Thursday, February 12, 2009

Happy Darwin Day!

Today is the 200th birthday of Charles Darwin's birth and the 150th anniversary of the publication of The Origin Of Species -- Darwin's seminal work that set this evolution/creation craziness into play. To celebrate, I recommend reading Richard Dawkins' article in The Times. (See also this rather adorable piece in Mother Jones by Josh Harkinson about Darwin Day celebrations in San Francisco.) Though much if it is a favorable review of Why Evolution Is True by Jerry A. Coyne, he also presents a firm argument about the anti-intellectual nature of arguments against evolution:

But now a certain kind of anthropologist can be relied on to jump up and say something like the following: Who are you to elevate scientific “truth” so? The tribal beliefs are true in the sense that they hang together in a meshwork of consistency with the rest of the tribe’s world view. Scientific “truth” is only one kind (“Western” truth, the anthropologist may call it, or even “patriarchal”). Like tribal truths, yours merely hang together with the world view that you happen to hold, which you call scientific. An extreme version of this viewpoint (I have actually encountered this) goes so far as to say that logic and evidence themselves are nothing more than instruments of masculine oppression over the “intuitive mind”.

Listen, anthropologist. Just as you entrust your travel to a Boeing 747 rather than a magic carpet or a broomstick; just as you take your tumour to the best surgeon available, rather than a shaman or a mundu mugu, so you will find that the scientific version of truth works. You can use it to navigate through the real world.
It's so true. It's baffling to me why creationists will trust science to heal them with antibiotics or to get them safely somewhere in a car, but when it comes to the changes in biology over time, there's no such need for science. You can't pick and choose with science. It is more than a set of theories, it is a way of thinking critically about the world. Once that critical thinking goes out the window, it's hard to know where thoughtful analysis won't be attacked.

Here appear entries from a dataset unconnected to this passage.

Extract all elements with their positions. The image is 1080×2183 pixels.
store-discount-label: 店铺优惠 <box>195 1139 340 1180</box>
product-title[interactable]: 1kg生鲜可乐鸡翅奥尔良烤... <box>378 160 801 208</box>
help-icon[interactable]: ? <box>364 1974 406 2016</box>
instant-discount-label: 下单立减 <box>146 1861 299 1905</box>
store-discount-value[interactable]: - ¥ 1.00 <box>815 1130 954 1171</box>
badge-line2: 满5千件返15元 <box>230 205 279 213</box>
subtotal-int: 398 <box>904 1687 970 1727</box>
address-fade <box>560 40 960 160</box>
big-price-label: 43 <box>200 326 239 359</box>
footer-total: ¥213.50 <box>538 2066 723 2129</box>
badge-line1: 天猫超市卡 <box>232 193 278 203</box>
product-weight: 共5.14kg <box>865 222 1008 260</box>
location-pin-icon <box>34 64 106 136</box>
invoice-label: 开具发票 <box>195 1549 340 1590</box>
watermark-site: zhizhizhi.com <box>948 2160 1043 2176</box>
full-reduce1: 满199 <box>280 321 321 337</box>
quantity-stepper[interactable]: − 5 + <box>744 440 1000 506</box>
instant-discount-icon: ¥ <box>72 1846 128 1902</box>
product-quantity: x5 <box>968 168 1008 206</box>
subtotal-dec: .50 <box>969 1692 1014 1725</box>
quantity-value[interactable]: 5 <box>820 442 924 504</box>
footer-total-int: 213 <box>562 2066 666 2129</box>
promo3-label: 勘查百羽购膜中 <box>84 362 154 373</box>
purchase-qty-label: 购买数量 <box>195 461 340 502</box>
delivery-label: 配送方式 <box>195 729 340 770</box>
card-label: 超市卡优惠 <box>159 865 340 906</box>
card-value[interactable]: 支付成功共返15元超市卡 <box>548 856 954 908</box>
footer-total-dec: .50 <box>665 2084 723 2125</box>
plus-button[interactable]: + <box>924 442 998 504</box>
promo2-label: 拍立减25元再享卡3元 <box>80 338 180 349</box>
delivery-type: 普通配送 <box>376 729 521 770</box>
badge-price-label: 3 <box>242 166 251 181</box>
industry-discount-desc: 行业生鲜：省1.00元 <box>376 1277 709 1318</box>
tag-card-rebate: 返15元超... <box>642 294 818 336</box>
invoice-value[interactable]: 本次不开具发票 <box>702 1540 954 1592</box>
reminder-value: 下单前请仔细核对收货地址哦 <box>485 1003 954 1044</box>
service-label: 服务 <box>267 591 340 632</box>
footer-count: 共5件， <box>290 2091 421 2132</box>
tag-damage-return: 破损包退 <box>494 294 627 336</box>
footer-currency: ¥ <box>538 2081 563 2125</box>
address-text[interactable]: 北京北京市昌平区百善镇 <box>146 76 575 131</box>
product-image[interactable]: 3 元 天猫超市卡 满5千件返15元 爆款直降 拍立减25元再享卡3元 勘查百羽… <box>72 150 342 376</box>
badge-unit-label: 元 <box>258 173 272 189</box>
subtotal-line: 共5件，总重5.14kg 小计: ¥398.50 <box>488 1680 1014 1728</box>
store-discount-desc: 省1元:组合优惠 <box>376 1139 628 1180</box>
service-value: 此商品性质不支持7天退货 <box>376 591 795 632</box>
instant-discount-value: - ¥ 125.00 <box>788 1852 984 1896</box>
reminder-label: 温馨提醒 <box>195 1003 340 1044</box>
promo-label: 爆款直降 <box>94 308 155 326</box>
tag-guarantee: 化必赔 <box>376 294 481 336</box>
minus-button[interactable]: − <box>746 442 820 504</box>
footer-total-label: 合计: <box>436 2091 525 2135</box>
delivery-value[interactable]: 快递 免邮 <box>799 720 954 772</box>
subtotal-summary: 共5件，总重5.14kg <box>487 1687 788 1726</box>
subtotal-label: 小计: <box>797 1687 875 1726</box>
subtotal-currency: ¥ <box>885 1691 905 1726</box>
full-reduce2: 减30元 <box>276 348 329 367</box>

He also talks of how parents to an all-too-excellent job of pressuring their children into not believing evolution:
In October 2008, a group of about sixty American science teachers met to compare notes, at the Center for Science Education at Emory University in Atlanta, and they had some revealing experiences to relate. One teacher reported that students “burst into tears” when told they would be studying evolution. Another teacher described how students repeatedly screamed, “No!” when he began talking about evolution in class.
Why would 10th grade biology students (at least, that's the age at which I learned evolutionary biology) protest learning about science so much? It's most likely that they've been indoctrinated by parents, other teachers, pastors, and other grownups to reject the scientific teachings in this regard and this regard only. How frustrating that they reject one component of science but then turn the page to talk about how cool lasers are.